O desespero de já não saber onde começou. Como se identificar o ponto exato de origem pudesse fazer diferença, como se pudesse existir origem, como se o grande e maior problema de todos não fosse justamente o oposto. Não de onde viera, mas para onde estava indo. Agora, parada na estação, tinha certeza de que para lugar nenhum. Todos os dias parava diante da bilheteria e ensaiava a compra. Sem nem mesmo ultrapassar as grades, já que não tinha um bilhete que lhe desse a permissão, via a velocidade ir ganhando aos poucos as locomotivas que se transformavam em borrões escuros. Imaginava quem estaria dentro remoendo a inveja e a própria incapacidade de escolha que pulava em seu estômago dolorosamente, todos os dias, à frente da estação.

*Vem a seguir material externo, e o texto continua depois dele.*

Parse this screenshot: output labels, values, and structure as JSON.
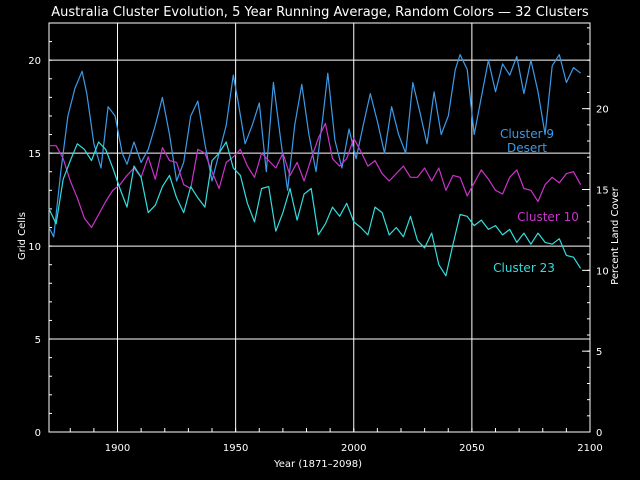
{
  "chart_data": {
    "type": "line",
    "title": "Australia Cluster Evolution, 5 Year Running Average, Random Colors — 32 Clusters",
    "xlabel": "Year (1871–2098)",
    "ylabel": "Grid Cells",
    "y2label": "Percent Land Cover",
    "xlim": [
      1871,
      2100
    ],
    "ylim": [
      0,
      22
    ],
    "y2lim": [
      0,
      25.3
    ],
    "x_ticks": [
      1900,
      1950,
      2000,
      2050,
      2100
    ],
    "y_ticks": [
      0,
      5,
      10,
      15,
      20
    ],
    "y2_ticks": [
      0,
      5,
      10,
      15,
      20
    ],
    "grid": true,
    "series": [
      {
        "name": "Cluster 9",
        "label_lines": [
          "Cluster 9",
          "Desert"
        ],
        "color": "#3d9ae8",
        "x": [
          1871,
          1873,
          1876,
          1879,
          1882,
          1885,
          1887,
          1890,
          1893,
          1896,
          1899,
          1902,
          1904,
          1907,
          1910,
          1913,
          1916,
          1919,
          1922,
          1925,
          1928,
          1931,
          1934,
          1937,
          1940,
          1943,
          1946,
          1949,
          1951,
          1954,
          1957,
          1960,
          1963,
          1966,
          1969,
          1972,
          1975,
          1978,
          1981,
          1984,
          1987,
          1989,
          1992,
          1995,
          1998,
          2001,
          2004,
          2007,
          2010,
          2013,
          2016,
          2019,
          2022,
          2025,
          2028,
          2031,
          2034,
          2037,
          2040,
          2043,
          2045,
          2048,
          2051,
          2054,
          2057,
          2060,
          2063,
          2066,
          2069,
          2072,
          2075,
          2078,
          2081,
          2084,
          2087,
          2090,
          2093,
          2096
        ],
        "values": [
          11,
          10.5,
          14,
          17,
          18.5,
          19.4,
          18.2,
          15.5,
          14.2,
          17.5,
          17,
          15,
          14.4,
          15.6,
          14.5,
          15.2,
          16.5,
          18,
          16,
          13.5,
          14.5,
          17,
          17.8,
          15.5,
          13.5,
          15,
          16.5,
          19.2,
          17.8,
          15.5,
          16.5,
          17.7,
          14,
          18.8,
          15.8,
          13,
          16.5,
          18.7,
          16,
          14,
          17,
          19.3,
          15.7,
          14.2,
          16.3,
          14.7,
          16.5,
          18.2,
          16.7,
          15,
          17.5,
          16,
          15,
          18.8,
          17.2,
          15.5,
          18.3,
          16,
          17,
          19.5,
          20.3,
          19.5,
          16,
          18,
          20,
          18.3,
          19.8,
          19.2,
          20.2,
          18.2,
          20,
          18.3,
          16,
          19.7,
          20.3,
          18.8,
          19.6,
          19.3
        ]
      },
      {
        "name": "Cluster 10",
        "label_lines": [
          "Cluster 10"
        ],
        "color": "#cc33cc",
        "x": [
          1871,
          1874,
          1877,
          1880,
          1883,
          1886,
          1889,
          1892,
          1895,
          1898,
          1901,
          1904,
          1907,
          1910,
          1913,
          1916,
          1919,
          1922,
          1925,
          1928,
          1931,
          1934,
          1937,
          1940,
          1943,
          1946,
          1949,
          1952,
          1955,
          1958,
          1961,
          1964,
          1967,
          1970,
          1973,
          1976,
          1979,
          1982,
          1985,
          1988,
          1991,
          1994,
          1997,
          2000,
          2003,
          2006,
          2009,
          2012,
          2015,
          2018,
          2021,
          2024,
          2027,
          2030,
          2033,
          2036,
          2039,
          2042,
          2045,
          2048,
          2051,
          2054,
          2057,
          2060,
          2063,
          2066,
          2069,
          2072,
          2075,
          2078,
          2081,
          2084,
          2087,
          2090,
          2093,
          2096
        ],
        "values": [
          15.4,
          15.4,
          14.7,
          13.5,
          12.6,
          11.5,
          11,
          11.7,
          12.4,
          13,
          13.3,
          13.8,
          14.2,
          13.7,
          14.8,
          13.6,
          15.3,
          14.6,
          14.5,
          13.3,
          13.1,
          15.2,
          15,
          14,
          13.1,
          14.5,
          14.8,
          15.2,
          14.3,
          13.7,
          15,
          14.6,
          14.2,
          15,
          13.8,
          14.5,
          13.5,
          14.7,
          15.8,
          16.6,
          14.7,
          14.3,
          14.7,
          15.8,
          15.1,
          14.3,
          14.6,
          13.9,
          13.5,
          13.9,
          14.3,
          13.7,
          13.7,
          14.2,
          13.5,
          14.2,
          13,
          13.8,
          13.7,
          12.7,
          13.4,
          14.1,
          13.6,
          13,
          12.8,
          13.7,
          14.1,
          13.1,
          13,
          12.4,
          13.3,
          13.7,
          13.4,
          13.9,
          14,
          13.3
        ]
      },
      {
        "name": "Cluster 23",
        "label_lines": [
          "Cluster 23"
        ],
        "color": "#33dddd",
        "x": [
          1871,
          1874,
          1877,
          1880,
          1883,
          1886,
          1889,
          1892,
          1895,
          1898,
          1901,
          1904,
          1907,
          1910,
          1913,
          1916,
          1919,
          1922,
          1925,
          1928,
          1931,
          1934,
          1937,
          1940,
          1943,
          1946,
          1949,
          1952,
          1955,
          1958,
          1961,
          1964,
          1967,
          1970,
          1973,
          1976,
          1979,
          1982,
          1985,
          1988,
          1991,
          1994,
          1997,
          2000,
          2003,
          2006,
          2009,
          2012,
          2015,
          2018,
          2021,
          2024,
          2027,
          2030,
          2033,
          2036,
          2039,
          2042,
          2045,
          2048,
          2051,
          2054,
          2057,
          2060,
          2063,
          2066,
          2069,
          2072,
          2075,
          2078,
          2081,
          2084,
          2087,
          2090,
          2093,
          2096
        ],
        "values": [
          12,
          11.2,
          13.6,
          14.6,
          15.5,
          15.2,
          14.6,
          15.6,
          15.2,
          14.2,
          13.1,
          12.1,
          14.3,
          13.7,
          11.8,
          12.2,
          13.2,
          13.8,
          12.6,
          11.8,
          13.2,
          12.6,
          12.1,
          14.6,
          15,
          15.6,
          14.2,
          13.8,
          12.3,
          11.3,
          13.1,
          13.2,
          10.8,
          11.8,
          13.1,
          11.4,
          12.8,
          13.1,
          10.6,
          11.2,
          12.1,
          11.6,
          12.3,
          11.3,
          11,
          10.6,
          12.1,
          11.8,
          10.6,
          11,
          10.5,
          11.6,
          10.3,
          9.9,
          10.7,
          9,
          8.4,
          10.1,
          11.7,
          11.6,
          11.1,
          11.4,
          10.9,
          11.1,
          10.6,
          10.9,
          10.2,
          10.7,
          10.1,
          10.7,
          10.2,
          10.1,
          10.4,
          9.5,
          9.4,
          8.8
        ]
      }
    ]
  }
}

Tinha medo da poeira que lhe sujaria a cara durante o trajeto, medo de que este fosse mais demorado do que poderia suportar, medo dos enjoos que o balanço dos vagões teria, medo de que não chegasse, afinal. Medo de que, se tentasse, se comprasse a tal passagem, se apostasse todas as suas fichas, aplicasse todo seu dinheiro e esforço, levasse toda a bagagem que passara a vida arrumando, mesmo assim não fosse capaz de chegar. Medo de que soubessem também os outros, como ela já sabia, que não poderia. Ela enxergava mais do que os outros de si mesma e sabia que a compra do passe seria apenas como atravessar as grades, a única diferença é que veria os trens sem os recortes de metal listrado, mas não mudaria o fato de que ficaria ali apenas os observando partir. Com o agravante de que perderia junto a liberdade da rua. Ficaria do lado de dentro das grades e do lado de fora do trem. Quase um limbo, a mais detestável das posições.